Rusya, İran ve Hizbullah'ın desteği sayesinde hem istihbarat hem de silah gücüne sahip olan Esed rejiminin, çok sayıda Suriyeliyi öldürürken, kentleri bombalarken ve milyonlarca kişiyi evlerini terk etmek zorunda bırakırken neden DAEŞ'e karşı herhangi bir saldırı düzenlemediği sorusunun akla geldiğini vurgulayan Kalın, "Neden Esed'in ordusu, Şam ve Halep'te halkı bombalarken DAEŞ'in Suriye'deki karargahının bulunduğu Rakka'yı hedef almaz? Aynı soru DAEŞ için de sorulabilir: Çok sayıda kişiyi öldüren DAEŞ, nasıl olup da Esed rejimine karşı herhangi bir saldırı girişiminde bulunmamıştır?" ifadelerini kullandı.
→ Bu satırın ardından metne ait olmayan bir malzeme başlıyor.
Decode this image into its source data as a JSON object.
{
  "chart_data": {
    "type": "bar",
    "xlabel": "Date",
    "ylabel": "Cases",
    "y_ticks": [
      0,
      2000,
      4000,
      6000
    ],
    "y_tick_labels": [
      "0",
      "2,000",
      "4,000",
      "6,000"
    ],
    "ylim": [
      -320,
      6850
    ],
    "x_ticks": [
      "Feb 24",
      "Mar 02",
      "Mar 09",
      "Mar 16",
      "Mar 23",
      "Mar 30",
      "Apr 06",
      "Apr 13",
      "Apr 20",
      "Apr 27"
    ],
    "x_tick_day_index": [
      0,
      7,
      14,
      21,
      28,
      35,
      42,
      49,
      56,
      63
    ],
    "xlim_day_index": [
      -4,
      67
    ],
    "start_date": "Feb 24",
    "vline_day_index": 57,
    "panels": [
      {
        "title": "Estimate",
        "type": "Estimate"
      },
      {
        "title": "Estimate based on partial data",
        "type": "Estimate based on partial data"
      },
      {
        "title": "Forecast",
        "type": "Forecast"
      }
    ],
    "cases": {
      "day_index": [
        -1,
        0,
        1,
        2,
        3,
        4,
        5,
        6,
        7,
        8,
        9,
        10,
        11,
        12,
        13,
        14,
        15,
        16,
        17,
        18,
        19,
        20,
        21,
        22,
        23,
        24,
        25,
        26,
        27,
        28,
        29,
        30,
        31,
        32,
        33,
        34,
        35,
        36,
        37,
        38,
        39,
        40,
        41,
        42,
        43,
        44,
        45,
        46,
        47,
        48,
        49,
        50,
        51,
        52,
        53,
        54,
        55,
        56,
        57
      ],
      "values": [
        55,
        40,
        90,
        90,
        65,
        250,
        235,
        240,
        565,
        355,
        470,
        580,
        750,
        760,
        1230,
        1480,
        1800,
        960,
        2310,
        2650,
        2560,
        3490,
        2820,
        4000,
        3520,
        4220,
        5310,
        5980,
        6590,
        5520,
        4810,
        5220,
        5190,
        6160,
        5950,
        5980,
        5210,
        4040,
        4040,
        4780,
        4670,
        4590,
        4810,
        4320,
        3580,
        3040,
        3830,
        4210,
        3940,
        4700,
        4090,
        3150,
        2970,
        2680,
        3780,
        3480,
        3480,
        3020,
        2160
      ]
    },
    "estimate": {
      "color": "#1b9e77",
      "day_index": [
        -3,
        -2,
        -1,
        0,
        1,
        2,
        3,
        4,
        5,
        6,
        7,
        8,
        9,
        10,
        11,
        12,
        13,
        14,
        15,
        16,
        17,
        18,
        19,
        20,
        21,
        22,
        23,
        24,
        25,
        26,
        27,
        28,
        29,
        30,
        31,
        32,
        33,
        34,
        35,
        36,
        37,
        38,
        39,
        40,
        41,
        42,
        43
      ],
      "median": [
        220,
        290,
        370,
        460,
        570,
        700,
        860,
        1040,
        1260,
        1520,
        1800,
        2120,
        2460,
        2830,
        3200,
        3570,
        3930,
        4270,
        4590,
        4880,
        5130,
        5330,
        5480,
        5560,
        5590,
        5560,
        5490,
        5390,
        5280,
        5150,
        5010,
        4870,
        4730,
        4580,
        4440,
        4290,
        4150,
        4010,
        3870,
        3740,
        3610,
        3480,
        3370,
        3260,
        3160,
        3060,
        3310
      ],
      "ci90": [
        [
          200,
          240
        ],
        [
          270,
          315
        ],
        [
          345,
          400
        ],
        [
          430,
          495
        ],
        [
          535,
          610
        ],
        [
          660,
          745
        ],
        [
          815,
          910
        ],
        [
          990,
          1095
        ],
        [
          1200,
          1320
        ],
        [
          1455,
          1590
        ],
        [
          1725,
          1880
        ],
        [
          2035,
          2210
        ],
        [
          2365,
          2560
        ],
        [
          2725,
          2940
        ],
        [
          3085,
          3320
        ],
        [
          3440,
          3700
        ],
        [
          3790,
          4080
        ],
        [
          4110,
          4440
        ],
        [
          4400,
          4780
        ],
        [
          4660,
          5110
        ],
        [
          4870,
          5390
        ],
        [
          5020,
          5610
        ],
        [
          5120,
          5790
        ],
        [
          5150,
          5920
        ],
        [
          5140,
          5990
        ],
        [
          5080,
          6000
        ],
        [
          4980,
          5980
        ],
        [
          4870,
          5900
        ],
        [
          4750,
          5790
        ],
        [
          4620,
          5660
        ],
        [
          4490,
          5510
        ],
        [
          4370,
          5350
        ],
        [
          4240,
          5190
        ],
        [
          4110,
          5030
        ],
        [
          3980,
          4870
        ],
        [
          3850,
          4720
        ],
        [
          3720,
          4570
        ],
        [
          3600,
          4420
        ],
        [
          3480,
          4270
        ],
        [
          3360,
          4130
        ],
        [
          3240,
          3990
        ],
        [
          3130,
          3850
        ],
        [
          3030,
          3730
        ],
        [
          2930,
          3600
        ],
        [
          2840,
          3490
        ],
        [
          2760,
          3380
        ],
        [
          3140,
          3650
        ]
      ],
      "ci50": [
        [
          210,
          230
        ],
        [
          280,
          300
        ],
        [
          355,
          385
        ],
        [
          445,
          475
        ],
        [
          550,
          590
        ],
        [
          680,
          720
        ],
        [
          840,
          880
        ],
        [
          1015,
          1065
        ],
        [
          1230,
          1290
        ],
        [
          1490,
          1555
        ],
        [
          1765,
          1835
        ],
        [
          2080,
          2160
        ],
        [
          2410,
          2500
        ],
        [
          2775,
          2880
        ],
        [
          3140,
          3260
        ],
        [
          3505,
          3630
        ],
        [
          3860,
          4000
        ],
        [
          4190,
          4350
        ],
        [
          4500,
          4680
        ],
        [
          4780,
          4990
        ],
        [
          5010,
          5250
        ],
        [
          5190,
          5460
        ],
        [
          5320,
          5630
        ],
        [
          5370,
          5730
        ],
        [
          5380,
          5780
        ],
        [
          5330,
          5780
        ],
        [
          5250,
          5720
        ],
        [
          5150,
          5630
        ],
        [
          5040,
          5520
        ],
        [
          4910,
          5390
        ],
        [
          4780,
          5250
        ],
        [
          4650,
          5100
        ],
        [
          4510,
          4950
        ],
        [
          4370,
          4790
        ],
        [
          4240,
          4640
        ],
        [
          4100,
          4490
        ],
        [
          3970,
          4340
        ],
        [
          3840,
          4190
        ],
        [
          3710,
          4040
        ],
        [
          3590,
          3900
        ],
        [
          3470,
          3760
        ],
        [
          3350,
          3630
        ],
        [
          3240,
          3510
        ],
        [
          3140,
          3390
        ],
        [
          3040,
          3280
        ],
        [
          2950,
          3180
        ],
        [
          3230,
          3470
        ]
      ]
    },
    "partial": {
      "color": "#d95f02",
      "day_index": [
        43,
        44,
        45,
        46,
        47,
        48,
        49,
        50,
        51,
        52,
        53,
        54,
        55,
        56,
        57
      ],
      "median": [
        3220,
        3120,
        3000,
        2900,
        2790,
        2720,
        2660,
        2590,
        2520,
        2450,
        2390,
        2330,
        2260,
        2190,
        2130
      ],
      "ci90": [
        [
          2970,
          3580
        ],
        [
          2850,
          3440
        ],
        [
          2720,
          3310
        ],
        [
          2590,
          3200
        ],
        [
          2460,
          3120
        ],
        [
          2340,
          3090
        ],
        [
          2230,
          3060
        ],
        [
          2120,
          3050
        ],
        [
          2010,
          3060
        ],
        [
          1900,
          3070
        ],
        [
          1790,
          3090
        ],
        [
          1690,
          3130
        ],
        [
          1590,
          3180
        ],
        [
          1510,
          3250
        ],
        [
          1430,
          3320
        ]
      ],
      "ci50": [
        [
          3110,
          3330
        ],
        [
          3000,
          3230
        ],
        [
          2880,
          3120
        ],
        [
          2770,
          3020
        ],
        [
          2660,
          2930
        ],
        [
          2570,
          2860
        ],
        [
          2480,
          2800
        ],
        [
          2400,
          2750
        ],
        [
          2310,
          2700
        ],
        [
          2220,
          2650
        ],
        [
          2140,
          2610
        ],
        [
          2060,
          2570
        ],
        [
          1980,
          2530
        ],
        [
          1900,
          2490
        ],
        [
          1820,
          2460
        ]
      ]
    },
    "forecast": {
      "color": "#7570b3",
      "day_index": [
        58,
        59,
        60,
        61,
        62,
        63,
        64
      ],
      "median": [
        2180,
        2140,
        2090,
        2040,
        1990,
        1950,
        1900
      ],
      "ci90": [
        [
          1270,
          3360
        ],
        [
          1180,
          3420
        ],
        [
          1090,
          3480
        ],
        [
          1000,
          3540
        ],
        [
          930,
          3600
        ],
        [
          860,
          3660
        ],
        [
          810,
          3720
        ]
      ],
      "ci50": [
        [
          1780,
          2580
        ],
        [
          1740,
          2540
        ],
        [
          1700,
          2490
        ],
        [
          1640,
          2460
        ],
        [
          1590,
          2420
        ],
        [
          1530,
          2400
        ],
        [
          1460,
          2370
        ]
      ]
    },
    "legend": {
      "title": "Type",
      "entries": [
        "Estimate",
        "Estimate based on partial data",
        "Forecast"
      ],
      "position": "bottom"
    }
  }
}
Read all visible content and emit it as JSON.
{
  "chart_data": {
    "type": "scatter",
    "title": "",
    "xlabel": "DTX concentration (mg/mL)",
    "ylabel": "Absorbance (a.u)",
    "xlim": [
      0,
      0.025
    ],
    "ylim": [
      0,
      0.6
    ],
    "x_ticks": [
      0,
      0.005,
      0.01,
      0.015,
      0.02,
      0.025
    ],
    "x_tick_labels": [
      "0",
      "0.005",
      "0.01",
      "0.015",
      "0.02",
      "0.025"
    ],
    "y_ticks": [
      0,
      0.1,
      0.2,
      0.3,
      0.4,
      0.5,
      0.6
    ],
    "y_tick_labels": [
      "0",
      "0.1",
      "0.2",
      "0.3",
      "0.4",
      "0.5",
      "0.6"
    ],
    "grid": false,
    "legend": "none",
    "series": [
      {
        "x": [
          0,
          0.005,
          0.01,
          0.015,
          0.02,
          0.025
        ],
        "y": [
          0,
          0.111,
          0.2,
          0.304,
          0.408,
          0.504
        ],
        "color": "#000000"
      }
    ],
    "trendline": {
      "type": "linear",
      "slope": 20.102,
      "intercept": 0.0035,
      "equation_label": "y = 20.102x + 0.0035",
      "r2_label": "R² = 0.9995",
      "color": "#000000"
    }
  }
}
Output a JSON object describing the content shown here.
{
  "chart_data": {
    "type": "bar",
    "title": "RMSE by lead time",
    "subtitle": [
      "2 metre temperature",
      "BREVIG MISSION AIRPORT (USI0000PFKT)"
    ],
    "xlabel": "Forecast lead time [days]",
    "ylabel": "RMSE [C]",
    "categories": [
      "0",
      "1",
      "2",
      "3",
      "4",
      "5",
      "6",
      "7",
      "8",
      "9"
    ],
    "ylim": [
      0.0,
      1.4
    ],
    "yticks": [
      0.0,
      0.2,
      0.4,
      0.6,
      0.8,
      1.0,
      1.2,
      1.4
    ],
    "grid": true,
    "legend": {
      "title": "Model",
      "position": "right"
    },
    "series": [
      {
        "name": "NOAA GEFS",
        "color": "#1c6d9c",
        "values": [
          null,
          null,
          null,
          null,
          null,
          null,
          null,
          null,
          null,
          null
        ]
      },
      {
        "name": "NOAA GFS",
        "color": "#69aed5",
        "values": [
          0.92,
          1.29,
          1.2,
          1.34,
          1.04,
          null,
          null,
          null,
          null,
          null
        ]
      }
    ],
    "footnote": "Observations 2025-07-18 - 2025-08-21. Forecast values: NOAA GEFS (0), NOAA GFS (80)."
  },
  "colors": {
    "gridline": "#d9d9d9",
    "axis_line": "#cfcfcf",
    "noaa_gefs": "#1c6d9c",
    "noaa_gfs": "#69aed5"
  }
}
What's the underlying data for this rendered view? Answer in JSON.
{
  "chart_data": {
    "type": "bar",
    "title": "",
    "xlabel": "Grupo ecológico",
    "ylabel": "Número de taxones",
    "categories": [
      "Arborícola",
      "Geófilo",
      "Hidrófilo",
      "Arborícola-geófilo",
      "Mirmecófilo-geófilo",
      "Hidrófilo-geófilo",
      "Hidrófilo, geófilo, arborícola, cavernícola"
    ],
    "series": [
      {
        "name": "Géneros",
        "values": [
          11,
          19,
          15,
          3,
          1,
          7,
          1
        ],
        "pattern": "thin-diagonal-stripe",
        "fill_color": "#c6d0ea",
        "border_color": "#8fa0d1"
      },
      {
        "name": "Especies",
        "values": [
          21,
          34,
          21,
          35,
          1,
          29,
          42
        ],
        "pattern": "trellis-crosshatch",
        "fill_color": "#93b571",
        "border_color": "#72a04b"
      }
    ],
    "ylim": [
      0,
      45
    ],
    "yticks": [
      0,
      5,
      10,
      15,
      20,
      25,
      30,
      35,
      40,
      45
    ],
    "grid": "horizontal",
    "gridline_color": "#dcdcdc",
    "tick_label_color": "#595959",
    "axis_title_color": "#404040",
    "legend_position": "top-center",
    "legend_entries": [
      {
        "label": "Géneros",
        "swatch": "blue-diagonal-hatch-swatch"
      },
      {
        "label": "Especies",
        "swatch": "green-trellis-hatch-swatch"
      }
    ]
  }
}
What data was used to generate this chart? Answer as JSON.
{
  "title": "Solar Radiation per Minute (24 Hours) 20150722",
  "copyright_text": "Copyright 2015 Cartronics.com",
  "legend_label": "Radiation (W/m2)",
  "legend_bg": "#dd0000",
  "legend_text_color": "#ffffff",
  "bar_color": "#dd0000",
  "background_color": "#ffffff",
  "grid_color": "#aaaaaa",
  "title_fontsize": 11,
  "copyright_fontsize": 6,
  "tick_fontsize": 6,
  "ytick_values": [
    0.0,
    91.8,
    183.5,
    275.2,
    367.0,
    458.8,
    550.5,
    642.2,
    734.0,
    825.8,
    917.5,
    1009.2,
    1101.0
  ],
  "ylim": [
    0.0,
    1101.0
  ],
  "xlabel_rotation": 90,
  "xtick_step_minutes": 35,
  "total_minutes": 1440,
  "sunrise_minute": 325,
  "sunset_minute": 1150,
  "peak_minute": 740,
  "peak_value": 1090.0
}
Esed rejimi ve DAEŞ'in birbirinden beslendiğine ve birbirlerinin barbarlığından faydalandığına işaret eden Kalın, "Daha da doğrusu Esed rejimi ve DAEŞ, Suriye'deki ılımlı muhalefetle demokratik ve çoğulcu bir Suriye'ye yönelik umutları yok etmek için birlikte çalışmaktadırlar. DAEŞ, Suriye'deki savaşta kullanışlı bir araç haline gelmiştir. Herkes, Suriye ve Irak ile ilgili politikalarını haklı çıkarmak için DAEŞ'i kullanmaktadır. Rusya, Esed rejimine verdiği desteği haklı çıkarmak için DAEŞ'i öne sürüyor. İran ve Hizbullah da aynı gerekçeyi kullanarak bölgeye yabancı savaşçı gönderiyor" diye yazdı.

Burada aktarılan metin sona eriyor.